Дверь отворилась, и в дверном проеме показалась Селима. Увидя, что Найл не спит, улыбнулась.

— Тебе лучше?

— Гораздо. — А у самого голос какой–то неестественно–сдавленный, сиплый.

— Голосок у тебя, как у моего дедушки, — сказала Селима с ласковым смешком. Она села возле него на постель и аккуратно положила ладони ему на щеки. Стало приятно, прохладно; нечто подобное он ощущал нынче ночью. И горло уже не так саднит.

— Как это у тебя получается? Что–нибудь в руках?

— Ничего. — Она показала ладони. — Это у меня от матери. В нашей семье все сплошь были знахари.

Найла будто повлекло вниз по медленному ручью, текущему под аркой зеленых ветвей. Постепенно он канул в глухой омут сна.

Когда очнулся снова, возле кровати стоял Доггинз. Окно было открыто, и с улицы доносились голоса детей, играющих возле фонтана. Из–за спины Доггинза выглядывал пожилой мужчина. Загорелое лицо, изборожденное морщинами, глубоко посаженные, пронзительные серые глаза. Незнакомец был одет в поношенную, выцветшую, словно увядший мох, тунику и имел при себе такого же цвета сумку.

— Это Симеон, — представил мужчину Доггинз, — наш лекарь. Найл кивнул, пытаясь вымолвить что–нибудь приветственное, но из горла выдавилось лишь сухое сипение.
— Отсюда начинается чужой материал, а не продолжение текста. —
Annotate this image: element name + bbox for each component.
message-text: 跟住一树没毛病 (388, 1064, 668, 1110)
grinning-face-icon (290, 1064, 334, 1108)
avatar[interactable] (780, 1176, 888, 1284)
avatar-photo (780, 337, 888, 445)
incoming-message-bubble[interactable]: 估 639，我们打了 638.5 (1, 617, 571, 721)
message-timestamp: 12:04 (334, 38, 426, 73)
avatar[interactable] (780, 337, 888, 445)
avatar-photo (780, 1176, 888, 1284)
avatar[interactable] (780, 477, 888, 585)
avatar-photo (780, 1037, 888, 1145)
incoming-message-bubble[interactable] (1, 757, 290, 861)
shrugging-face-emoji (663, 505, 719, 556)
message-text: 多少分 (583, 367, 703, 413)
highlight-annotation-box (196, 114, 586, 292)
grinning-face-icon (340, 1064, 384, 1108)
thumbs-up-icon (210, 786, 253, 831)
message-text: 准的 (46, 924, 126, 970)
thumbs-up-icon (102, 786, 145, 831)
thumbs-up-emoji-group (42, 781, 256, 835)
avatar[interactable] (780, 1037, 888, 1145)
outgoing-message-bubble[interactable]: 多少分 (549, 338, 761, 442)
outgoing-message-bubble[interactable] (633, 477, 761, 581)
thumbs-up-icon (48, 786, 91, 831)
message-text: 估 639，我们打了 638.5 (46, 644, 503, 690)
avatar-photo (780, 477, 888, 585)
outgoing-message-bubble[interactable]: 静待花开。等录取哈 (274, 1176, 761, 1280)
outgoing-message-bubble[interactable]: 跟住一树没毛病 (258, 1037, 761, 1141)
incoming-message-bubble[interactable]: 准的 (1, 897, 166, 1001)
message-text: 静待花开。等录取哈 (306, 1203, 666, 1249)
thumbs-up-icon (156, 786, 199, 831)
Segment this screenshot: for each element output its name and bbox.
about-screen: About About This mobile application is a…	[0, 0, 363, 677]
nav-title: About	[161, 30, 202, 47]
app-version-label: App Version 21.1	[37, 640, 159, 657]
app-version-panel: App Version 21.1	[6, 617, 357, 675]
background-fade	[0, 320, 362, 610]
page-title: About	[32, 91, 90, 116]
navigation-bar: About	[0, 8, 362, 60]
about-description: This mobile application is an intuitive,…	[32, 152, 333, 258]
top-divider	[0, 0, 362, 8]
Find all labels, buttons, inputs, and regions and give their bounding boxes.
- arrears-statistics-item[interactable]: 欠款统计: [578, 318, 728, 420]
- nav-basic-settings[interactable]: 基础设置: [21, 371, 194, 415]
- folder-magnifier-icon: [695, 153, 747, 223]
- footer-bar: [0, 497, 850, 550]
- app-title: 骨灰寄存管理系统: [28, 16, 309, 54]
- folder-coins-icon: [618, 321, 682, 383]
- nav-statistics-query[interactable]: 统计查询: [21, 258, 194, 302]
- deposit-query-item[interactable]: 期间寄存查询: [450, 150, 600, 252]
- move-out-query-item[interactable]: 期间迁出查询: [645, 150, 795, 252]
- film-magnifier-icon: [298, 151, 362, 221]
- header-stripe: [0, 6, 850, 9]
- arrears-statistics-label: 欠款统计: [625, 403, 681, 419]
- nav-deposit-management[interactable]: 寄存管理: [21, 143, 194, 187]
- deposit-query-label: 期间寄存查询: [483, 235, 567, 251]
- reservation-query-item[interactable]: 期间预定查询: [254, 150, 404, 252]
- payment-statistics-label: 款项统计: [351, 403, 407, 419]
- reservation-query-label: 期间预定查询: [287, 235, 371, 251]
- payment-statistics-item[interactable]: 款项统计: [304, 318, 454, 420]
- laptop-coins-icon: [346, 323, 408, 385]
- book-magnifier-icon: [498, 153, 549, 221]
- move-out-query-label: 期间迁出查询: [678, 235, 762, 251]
Симеон пристально вгляделся в лицо молодого человека (интересно, в серых глазах словно подрагивают точечки света), затем взял его за запястье. Пощупав пульс, положил Найлу ладонь на щеку — когда коснулся, чуть щипнуло, — затем опустил на постель сумку и вынул из нее короткий нож с узким увесистым лезвием. Им он принялся аккуратно резать опоясывающий горло Найла пластырь. После нескольких длинных, глубоких надрезов его удалось стянуть. Воздух неприятно холодил обнажившуюся кожу.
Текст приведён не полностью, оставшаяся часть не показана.